Beberapa anak muda kampung mondar-mandir di jalan depan rumah membawa papan tulis berukuran besar dari keluarahan. Kudengar mereka berdiskusi tentang teknis TPS. Aku tidak kenal mereka semua. Pasti pendatang baru di kampung kami. Atau anak dari penduduk kampung yang tidak pernah aku tahu.
Rumah Pak Jumadi hanya berjarak seratus meter dari rumah keluargaku. Ia punya ruangan besar dulunya pernah disewakan ke seorang pengusaha pembikin roti. Pingin juga pergi ke rumah pak Jumadi dan melihat kesibukan mereka mempersiapkan TPS itu.
Ternyata ada sekitar 7 orang di situ. Mereka semua adalah panitia TPS. Pak Damat sebagai Ketua dan enam lainnya sebagai anggota. Mereka berdiskusi tentang letak ruangan dan beberapa melihat ke buku panduan untuk meyakinkan tata letaknya sesuai yang digariskan dalam buku panduan resmi yang dikeluarkan oleh Komisi Pemilu. Mereka mendapat uang lelah secukupnya untuk jerih payahnya.
Aku ikutan nimbrung dengan obrolan mereka. Tidak cuma masalah pemilu tapi masalah-masalah lainnya yang ada di kampung. Cerita orang-orang yang ada di kampung, ke mana perginya si anu, kerja apa, anaknya berapa dan seterusnya. Sesekali disela oleh pertanyaan-pertanyaan tentang tata letaknya.
"Lha kamu kok di pindah ke TPS 4 sini, pak Guru di TPS 3 siapa yang mbantu?" kata Jarot seorang pemuda kampung kami.
"Aku nggak minta kok. Itukan keputusan pak Ngali," jawab pak Trisno pegawai bank yang nampaknya sebagai salah satu pemuda yang trampil dalam hal pengelolaan TPS karena pengalaman pemilu sebelumnya.
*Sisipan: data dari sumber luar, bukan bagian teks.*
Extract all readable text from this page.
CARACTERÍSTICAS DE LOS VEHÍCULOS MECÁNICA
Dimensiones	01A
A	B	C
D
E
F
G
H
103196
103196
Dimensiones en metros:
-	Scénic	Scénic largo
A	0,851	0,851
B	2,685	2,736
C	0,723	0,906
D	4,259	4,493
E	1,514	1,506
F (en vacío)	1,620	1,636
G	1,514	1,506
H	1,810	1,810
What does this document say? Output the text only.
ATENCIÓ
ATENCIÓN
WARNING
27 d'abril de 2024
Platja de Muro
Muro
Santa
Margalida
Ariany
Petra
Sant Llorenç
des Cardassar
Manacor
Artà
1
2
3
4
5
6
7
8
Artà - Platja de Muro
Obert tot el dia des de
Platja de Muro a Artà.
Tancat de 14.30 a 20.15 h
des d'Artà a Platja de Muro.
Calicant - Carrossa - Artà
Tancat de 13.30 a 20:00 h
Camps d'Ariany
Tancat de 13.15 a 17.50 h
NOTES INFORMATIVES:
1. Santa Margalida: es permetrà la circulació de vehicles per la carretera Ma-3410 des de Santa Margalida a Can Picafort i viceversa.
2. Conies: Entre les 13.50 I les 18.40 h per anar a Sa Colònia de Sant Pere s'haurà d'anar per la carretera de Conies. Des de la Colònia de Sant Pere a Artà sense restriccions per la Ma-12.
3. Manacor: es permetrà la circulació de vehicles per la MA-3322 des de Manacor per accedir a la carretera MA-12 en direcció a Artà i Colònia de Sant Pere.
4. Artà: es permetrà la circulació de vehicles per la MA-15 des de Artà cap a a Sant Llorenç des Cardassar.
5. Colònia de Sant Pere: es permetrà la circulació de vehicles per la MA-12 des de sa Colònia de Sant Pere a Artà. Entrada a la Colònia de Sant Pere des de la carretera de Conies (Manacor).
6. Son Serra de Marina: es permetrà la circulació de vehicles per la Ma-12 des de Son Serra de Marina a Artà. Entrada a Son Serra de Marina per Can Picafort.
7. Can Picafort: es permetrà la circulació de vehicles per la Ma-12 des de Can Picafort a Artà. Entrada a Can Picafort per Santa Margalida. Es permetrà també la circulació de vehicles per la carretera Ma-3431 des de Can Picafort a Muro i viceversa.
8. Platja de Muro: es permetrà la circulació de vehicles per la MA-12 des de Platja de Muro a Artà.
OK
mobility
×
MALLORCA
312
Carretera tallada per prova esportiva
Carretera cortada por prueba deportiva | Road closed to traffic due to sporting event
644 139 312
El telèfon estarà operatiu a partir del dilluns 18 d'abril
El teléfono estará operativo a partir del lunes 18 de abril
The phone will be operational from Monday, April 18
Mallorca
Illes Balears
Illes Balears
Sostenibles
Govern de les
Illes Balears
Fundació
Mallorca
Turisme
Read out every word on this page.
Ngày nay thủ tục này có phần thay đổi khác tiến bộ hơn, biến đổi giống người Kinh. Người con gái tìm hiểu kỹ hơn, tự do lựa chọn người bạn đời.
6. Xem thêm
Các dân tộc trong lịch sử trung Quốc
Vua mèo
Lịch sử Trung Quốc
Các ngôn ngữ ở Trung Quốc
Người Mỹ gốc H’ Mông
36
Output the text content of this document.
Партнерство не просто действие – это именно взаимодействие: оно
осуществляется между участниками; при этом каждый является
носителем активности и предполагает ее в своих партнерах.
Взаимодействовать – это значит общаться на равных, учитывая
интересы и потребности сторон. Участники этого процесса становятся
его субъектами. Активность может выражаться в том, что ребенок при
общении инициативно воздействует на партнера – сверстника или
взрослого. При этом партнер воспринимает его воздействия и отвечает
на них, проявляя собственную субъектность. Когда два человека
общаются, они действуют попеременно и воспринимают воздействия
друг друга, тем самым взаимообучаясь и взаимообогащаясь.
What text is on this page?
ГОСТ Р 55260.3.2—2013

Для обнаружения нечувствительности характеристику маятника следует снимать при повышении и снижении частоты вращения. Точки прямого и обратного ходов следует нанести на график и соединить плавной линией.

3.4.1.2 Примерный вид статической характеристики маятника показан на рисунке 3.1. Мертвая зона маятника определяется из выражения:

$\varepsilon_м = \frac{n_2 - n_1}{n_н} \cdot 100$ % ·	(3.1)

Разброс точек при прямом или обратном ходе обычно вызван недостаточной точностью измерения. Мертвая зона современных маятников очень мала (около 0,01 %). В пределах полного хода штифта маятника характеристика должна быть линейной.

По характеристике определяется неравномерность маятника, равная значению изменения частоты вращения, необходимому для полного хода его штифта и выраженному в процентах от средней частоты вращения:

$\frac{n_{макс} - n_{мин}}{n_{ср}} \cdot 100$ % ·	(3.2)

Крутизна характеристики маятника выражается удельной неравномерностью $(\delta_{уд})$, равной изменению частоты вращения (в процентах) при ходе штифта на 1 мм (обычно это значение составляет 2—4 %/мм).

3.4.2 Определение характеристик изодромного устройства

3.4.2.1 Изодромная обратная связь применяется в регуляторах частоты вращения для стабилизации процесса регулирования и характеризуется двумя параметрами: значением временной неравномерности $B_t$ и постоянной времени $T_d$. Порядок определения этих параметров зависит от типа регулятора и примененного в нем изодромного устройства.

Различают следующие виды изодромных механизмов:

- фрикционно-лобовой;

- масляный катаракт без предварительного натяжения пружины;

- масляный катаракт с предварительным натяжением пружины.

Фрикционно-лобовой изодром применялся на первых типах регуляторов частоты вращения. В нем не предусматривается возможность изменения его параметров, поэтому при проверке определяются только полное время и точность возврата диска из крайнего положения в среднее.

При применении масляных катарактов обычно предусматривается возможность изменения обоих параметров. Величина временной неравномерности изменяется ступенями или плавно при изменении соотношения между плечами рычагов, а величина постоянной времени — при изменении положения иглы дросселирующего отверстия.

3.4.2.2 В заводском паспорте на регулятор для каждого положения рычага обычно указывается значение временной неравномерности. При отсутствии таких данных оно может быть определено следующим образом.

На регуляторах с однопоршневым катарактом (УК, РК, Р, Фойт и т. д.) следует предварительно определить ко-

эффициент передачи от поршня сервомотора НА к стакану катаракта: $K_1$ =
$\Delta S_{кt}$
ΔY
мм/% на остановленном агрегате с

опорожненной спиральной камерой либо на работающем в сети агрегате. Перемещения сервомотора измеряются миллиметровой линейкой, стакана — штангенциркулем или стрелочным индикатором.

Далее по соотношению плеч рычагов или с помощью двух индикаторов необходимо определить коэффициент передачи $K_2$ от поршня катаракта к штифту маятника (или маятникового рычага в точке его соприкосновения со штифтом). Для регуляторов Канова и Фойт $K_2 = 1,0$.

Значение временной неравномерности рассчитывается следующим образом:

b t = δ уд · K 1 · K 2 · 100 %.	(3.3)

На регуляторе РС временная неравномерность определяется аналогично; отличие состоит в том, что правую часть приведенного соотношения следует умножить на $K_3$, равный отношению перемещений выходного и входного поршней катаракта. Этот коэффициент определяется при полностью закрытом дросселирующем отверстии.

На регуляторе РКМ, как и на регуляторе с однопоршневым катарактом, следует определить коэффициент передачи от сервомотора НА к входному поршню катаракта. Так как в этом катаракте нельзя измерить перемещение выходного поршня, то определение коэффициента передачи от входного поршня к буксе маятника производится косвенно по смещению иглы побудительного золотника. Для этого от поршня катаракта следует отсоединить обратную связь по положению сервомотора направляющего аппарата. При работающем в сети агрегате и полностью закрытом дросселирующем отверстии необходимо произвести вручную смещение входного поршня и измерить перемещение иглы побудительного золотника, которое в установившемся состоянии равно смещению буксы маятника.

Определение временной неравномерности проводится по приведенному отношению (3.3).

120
Di TPS 3 menurut pak Trisno, panitianya terdiri dari sesepuh kampung yang tidak begitu gesit. Sementara urusan di TPS perlu orang-orang yang bisa kerja keras dan cepat. Terutama dalam penulisan Berita Acara setelah penghitungan suara yang katanya bakal rangkap 17. Kertas resmi yang disediakan bentuknya folio dan harus ditulis tangan secara manual.